Before doing that, I decided to at least try and integrate the runtime hooks and issue tracing messages. My thought process was firstly to see if these were called when the lambda wasn't published, and even if they weren't, I would then at least know when I had successfully published the lambda, because my tracing would come out.

In order to turn on the runtime hooks, it is necessary to download the CRAC library and attach this to your project. The AWSHandler then needs to implement the CRAC Resource interface, and register with the CRAC global context. So I added code like this:
    public  AWSHandler()  {
        Core.getGlobalContext().register(this);
    }
and then it's a simple matter of implementing the callbacks provided in the Resource interface:
    public  void  beforeCheckpoint(org.crac.Context<?  extends  Resource>  arg0)  {
        logger.info("before  checkpoint");
    }
    public  void  afterRestore(org.crac.Context<?  extends  Resource>  arg0)  {
        logger.info("after  restore");
    }

When It Works …

I added the relevant code to publish and alias my lambdas, and also to ensure that the code inside APIGateway called the alias (and thus the published version), rather than the "$LATEST" version, and, lo and behold, it all worked.

During the publication, this happens:
INIT_START  Runtime  Version:  java:11.v15                Runtime  Version  ARN:  arn:aws:lambda:us-east-1::runtime:0a25e3e7a1cc9ce404bc435eeb2ad358d8fa64338e618d0c224fe509403583ca
Picked  up  JAVATOOLOPTIONS:  -Dui4j.headless=true
-Dglass.platform=Monocle
-Dmonocle.platform=Headless
-Dprism.order=sw
-Djavafx.cachedir=/tmp/solibs
20230104-13:06:48.640                    tdaserver/Thread-0  INFO:  In  config
The key thing here being the "INIT_START" rather than just "START". Interestingly, it doesn't seem to issue any message when the initialization is done, it just stops issuing messages.

And then, when the lambda is called during API Gateway access, I see this:
RESTORE_START  Runtime  Version:  java:11.v15                Runtime  Version  ARN:  arn:aws:lambda:us-east-1::runtime:0a25e3e7a1cc9ce404bc435eeb2ad358d8fa64338e618d0c224fe509403583ca
RESTORE_REPORT  Restore  Duration:  383.49  ms
START  RequestId:  c55dfaca-70b4-4a7e-8e4e-b6fc920269aa  Version:  1

END  RequestId:  c55dfaca-70b4-4a7e-8e4e-b6fc920269aa
REPORT  RequestId:  c55dfaca-70b4-4a7e-8e4e-b6fc920269aa                Duration:  785.60  ms                Billed  Duration:  1044  ms                Memory  Size:  1024  MB                Max  Memory  Used:  401  MB                Restore  Duration:  383.49  ms               
Here the RESTORE_START and RESTORE_REPORT make it clear that a SnapStart image is being used, and how much time has been used to literally start the lambda (383ms may seem a lot, until you realize that it was over 15000ms to actually do the initialization).

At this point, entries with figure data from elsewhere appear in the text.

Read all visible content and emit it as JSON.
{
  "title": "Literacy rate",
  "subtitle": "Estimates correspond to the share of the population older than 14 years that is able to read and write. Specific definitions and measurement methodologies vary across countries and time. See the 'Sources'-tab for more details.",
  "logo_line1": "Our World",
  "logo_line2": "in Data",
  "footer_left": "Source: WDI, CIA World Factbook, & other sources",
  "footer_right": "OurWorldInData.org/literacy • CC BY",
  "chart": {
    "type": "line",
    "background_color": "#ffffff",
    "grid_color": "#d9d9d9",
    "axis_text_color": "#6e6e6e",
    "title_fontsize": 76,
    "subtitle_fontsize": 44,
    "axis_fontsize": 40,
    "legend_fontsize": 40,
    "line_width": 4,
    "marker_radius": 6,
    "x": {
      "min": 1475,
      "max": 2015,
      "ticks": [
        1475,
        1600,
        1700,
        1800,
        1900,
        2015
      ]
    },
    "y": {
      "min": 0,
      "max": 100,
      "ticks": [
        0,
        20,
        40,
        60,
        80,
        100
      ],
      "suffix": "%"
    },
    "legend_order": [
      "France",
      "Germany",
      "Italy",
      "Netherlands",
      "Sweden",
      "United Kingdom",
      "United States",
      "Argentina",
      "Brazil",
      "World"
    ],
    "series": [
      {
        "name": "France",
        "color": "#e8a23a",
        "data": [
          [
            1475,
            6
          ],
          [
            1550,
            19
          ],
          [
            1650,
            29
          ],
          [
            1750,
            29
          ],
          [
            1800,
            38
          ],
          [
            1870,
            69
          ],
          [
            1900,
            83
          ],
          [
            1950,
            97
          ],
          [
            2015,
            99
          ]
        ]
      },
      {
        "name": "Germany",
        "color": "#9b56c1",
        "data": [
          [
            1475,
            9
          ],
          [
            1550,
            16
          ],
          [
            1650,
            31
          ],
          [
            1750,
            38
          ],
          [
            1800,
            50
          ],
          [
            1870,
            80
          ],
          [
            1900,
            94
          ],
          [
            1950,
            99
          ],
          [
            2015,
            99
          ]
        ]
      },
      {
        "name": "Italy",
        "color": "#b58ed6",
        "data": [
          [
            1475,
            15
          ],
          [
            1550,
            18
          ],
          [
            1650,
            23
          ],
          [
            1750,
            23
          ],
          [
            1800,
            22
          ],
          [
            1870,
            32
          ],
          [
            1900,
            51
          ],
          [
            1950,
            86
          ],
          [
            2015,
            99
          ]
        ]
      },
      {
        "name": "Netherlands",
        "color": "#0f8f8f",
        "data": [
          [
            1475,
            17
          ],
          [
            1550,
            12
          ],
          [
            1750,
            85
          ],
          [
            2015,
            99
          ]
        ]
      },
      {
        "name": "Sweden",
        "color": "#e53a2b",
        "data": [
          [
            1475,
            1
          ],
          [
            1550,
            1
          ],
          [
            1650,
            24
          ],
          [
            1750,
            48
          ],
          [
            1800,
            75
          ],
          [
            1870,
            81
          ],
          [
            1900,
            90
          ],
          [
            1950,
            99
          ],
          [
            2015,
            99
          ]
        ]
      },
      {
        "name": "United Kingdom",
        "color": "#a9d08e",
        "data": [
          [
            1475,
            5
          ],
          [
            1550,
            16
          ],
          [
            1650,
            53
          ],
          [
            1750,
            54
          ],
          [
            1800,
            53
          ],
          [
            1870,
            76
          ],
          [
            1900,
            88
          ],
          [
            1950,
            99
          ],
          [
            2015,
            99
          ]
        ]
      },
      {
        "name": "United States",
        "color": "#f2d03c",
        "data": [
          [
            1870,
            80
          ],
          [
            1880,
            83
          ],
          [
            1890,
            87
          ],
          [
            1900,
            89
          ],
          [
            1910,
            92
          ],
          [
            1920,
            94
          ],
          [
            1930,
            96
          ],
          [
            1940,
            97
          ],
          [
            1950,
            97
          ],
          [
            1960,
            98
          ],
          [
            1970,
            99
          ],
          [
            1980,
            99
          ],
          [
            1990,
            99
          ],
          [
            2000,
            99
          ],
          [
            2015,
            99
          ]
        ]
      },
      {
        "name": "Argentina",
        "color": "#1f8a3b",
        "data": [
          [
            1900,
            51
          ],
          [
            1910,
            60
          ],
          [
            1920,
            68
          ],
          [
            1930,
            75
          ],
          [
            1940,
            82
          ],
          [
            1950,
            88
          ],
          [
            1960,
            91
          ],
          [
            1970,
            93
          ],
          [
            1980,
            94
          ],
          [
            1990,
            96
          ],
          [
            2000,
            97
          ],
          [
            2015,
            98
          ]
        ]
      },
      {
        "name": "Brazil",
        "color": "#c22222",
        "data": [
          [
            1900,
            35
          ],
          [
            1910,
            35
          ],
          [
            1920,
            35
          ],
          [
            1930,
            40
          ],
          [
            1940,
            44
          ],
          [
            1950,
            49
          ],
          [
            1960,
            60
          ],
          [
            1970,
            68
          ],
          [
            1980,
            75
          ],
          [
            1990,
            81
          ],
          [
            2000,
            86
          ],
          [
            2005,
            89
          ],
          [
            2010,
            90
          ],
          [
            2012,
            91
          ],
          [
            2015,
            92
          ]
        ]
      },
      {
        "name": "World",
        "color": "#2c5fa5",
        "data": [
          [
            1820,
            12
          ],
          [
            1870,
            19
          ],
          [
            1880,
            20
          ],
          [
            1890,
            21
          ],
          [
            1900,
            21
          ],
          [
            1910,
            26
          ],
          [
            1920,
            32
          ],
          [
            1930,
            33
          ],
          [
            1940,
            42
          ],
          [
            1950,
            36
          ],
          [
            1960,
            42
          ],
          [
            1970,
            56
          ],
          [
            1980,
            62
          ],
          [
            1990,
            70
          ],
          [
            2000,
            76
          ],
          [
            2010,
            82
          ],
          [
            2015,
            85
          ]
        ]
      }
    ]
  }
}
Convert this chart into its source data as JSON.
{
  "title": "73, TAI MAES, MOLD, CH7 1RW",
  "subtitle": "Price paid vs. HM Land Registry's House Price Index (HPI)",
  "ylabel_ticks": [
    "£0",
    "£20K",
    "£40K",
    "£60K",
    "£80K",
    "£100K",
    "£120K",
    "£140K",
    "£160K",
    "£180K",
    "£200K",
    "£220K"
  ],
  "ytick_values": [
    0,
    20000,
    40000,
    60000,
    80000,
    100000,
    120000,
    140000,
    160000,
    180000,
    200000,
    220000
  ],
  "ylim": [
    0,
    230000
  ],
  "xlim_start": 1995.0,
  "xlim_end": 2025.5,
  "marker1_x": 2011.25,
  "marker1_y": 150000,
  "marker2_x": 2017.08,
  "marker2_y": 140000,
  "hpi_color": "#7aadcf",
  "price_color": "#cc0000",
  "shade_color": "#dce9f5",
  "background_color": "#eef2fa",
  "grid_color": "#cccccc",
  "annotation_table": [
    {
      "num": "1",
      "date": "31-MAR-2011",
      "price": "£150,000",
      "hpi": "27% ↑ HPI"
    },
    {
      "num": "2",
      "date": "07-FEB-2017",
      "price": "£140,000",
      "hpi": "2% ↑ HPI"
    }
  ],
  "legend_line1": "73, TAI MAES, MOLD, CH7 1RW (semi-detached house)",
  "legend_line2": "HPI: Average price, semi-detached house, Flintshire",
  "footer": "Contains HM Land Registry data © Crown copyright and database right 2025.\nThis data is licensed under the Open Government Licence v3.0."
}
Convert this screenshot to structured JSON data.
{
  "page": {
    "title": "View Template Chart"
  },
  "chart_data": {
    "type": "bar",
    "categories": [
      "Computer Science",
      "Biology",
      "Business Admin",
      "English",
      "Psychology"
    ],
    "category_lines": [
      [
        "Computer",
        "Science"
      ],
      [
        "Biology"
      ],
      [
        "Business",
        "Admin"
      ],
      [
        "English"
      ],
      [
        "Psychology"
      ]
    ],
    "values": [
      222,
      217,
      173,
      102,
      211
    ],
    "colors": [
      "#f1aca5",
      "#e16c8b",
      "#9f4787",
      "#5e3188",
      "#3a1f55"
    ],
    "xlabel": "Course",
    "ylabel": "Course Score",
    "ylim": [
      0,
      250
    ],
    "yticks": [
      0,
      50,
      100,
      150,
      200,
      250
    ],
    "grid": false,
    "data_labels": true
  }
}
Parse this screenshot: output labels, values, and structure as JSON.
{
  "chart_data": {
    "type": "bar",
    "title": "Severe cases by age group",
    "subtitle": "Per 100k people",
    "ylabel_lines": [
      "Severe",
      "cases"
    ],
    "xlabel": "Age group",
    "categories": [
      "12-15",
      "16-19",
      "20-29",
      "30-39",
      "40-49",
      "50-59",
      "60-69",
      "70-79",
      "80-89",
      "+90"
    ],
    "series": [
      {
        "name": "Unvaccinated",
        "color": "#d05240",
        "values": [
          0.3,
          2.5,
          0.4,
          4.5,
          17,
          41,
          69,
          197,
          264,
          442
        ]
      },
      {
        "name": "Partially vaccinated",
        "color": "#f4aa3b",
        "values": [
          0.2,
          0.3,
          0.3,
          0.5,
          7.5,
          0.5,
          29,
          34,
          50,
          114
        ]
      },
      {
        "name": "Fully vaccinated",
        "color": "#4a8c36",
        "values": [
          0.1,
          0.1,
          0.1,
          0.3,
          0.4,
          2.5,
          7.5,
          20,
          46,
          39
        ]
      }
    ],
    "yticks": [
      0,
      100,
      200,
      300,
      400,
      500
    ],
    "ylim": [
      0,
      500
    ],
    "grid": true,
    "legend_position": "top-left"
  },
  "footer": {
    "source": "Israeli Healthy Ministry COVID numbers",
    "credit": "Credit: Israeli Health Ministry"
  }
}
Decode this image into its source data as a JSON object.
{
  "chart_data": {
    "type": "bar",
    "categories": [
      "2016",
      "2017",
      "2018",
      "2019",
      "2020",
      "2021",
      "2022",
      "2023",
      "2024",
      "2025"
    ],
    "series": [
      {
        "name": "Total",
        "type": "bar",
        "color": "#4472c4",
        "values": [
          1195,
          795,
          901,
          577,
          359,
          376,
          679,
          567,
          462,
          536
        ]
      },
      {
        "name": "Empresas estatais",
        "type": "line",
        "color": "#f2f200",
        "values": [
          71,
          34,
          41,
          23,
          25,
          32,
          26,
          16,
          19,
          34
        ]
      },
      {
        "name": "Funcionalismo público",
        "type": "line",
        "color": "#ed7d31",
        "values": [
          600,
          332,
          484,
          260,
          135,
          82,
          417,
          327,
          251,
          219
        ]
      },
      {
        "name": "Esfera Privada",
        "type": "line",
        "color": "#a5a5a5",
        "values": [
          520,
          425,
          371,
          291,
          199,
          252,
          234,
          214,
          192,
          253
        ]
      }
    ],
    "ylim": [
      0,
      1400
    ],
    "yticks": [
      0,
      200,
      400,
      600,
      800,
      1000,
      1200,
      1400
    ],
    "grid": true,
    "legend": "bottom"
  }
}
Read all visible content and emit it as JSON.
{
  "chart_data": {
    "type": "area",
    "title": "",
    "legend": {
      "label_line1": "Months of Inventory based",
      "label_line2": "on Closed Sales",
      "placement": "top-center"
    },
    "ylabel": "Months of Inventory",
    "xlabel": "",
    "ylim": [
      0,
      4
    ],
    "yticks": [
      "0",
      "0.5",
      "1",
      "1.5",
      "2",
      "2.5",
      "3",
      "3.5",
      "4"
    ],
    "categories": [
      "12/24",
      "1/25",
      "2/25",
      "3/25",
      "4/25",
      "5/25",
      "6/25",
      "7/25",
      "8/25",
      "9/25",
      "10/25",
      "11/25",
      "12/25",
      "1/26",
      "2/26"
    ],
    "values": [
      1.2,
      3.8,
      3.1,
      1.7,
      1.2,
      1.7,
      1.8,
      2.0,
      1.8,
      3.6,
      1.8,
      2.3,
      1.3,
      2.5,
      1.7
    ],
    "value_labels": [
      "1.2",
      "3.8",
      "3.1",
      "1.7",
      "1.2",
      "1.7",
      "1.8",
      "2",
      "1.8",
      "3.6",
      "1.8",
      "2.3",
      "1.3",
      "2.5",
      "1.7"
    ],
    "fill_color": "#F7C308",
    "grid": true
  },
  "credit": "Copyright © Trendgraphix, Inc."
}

After that, the lambda proceeds in the normal way.

No CRAC Output

Interestingly, up to this point, I have not seen any of the tracing output I would expect from my CRAC callback. I don't know whether I didn't succeed in registering correctly, or whether my tracing is simply not coming out. In the fullness of time, I will need to sort this out because it is necessary to check that all the initialization that has been done up to this point is up to date.

Configuring from CloudFormation

As a bleeding-edge adopter, when I first tried to use SnapStart, there wasn't any active CloudFormation documentation on using it. For all I know, it wasn't supported in CloudFormation. However, now, a couple of months later, all the relevant documentation is there.

As you'd expect, you configure this by adding a SnapStart property to your Lambda Function configuration which is quite simple so that it basically amounts to adding:
"SnapStart":  {
    "ApplyOn":  "PublishedVersions"
}
to your existing function declarations.

Conclusion

For a long time, Lambda on AWS with Java has been plagued by painfully slow startup times. It does seem that SnapStart makes major strides towards addressing these and, provided you are publishing your lambdas, is relatively easy to set up.

On the other hand, it seems somewhat opaque to use.